On 25 January 2018, CNBC reported Louis Vuitton holding company LVMH posted 18% operating profit growth and higher than expected Q4 like-for-like sales on the backs of rising Chinese demand and increased online sales; boosted largely by Louis Vuitton brand which accounts for more than half of group profits.
In many ways, beginning with its first treated canvas luggage trunks, Louis Vuitton has always been counter-culture, designed to serve the new affluent rather than the traditional aristocrat. Louis Vuitton menswear is currently carried in only 150 of the brand’s 450 boutiques. Expectation is that with Abloh as new Louis Vuitton Artistic Director, the maison will expand that number to 180 with close to 20 standalone Louis Vuitton menswear stores exemplifying the growing importance of the segment to the brand.

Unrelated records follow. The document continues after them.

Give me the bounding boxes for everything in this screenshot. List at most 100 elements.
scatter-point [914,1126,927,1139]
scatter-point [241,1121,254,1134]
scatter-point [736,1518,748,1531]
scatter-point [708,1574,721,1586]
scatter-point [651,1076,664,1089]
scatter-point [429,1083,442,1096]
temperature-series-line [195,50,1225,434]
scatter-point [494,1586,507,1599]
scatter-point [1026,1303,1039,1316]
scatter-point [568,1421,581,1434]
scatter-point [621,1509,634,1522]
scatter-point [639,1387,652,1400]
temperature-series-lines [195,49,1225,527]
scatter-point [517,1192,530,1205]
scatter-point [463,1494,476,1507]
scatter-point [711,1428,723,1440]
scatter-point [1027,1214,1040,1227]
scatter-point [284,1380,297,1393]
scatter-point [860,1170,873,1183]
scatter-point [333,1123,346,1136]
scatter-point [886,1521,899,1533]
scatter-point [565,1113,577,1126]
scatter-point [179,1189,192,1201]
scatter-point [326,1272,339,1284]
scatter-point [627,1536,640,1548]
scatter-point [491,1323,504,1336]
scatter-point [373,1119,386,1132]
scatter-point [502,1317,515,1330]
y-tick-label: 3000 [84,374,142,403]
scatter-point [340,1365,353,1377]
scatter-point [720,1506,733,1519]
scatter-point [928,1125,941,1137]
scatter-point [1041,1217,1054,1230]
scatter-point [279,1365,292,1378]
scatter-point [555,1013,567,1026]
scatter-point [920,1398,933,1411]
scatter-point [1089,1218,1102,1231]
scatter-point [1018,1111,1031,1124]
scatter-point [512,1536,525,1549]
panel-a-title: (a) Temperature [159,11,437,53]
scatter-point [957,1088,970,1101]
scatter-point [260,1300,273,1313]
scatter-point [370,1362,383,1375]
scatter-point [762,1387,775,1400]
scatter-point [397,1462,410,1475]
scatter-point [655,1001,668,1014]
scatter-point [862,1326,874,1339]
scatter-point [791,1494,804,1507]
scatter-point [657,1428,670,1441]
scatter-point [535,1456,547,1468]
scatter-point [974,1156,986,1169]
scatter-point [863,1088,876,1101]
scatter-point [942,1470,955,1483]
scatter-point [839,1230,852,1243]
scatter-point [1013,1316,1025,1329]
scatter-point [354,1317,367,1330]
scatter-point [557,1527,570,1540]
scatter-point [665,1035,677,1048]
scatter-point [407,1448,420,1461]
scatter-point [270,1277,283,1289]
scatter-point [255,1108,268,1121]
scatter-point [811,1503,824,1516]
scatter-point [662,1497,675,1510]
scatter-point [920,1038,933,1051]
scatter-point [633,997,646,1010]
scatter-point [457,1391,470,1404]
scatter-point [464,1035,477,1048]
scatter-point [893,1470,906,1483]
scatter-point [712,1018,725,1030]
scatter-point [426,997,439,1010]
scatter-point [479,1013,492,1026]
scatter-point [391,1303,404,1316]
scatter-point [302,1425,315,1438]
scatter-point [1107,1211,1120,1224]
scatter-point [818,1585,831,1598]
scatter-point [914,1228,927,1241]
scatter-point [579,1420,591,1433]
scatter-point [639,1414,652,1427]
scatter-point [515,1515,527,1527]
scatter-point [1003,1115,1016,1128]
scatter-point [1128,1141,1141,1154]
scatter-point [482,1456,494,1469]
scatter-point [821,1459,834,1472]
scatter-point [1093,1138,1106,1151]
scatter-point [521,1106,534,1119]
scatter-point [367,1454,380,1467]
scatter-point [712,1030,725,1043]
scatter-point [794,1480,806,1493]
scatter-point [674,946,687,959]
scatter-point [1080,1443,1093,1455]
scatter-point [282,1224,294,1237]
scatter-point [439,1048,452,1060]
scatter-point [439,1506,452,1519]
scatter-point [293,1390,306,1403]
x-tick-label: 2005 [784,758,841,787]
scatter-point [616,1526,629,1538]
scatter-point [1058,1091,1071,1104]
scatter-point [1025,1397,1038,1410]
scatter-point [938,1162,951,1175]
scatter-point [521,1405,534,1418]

Once considered for lead designer positions at Burberry and Versace, Abloh is notable for making political statements in an industry that rarely takes a stand for commercial reasons. Abloh has conceived fashion commentary on the immigrant crisis with artist Jenny Holzer.
As new Artistic Director, Abloh will debut his first Louis Vuitton menswear collection in June 2018 for Paris Men’s Fashion Week. Louis Vuitton is estimated to be LVMH’s top-money maker with annual sales of more than €9bn (£7.9bn), the largest in the luxury industry.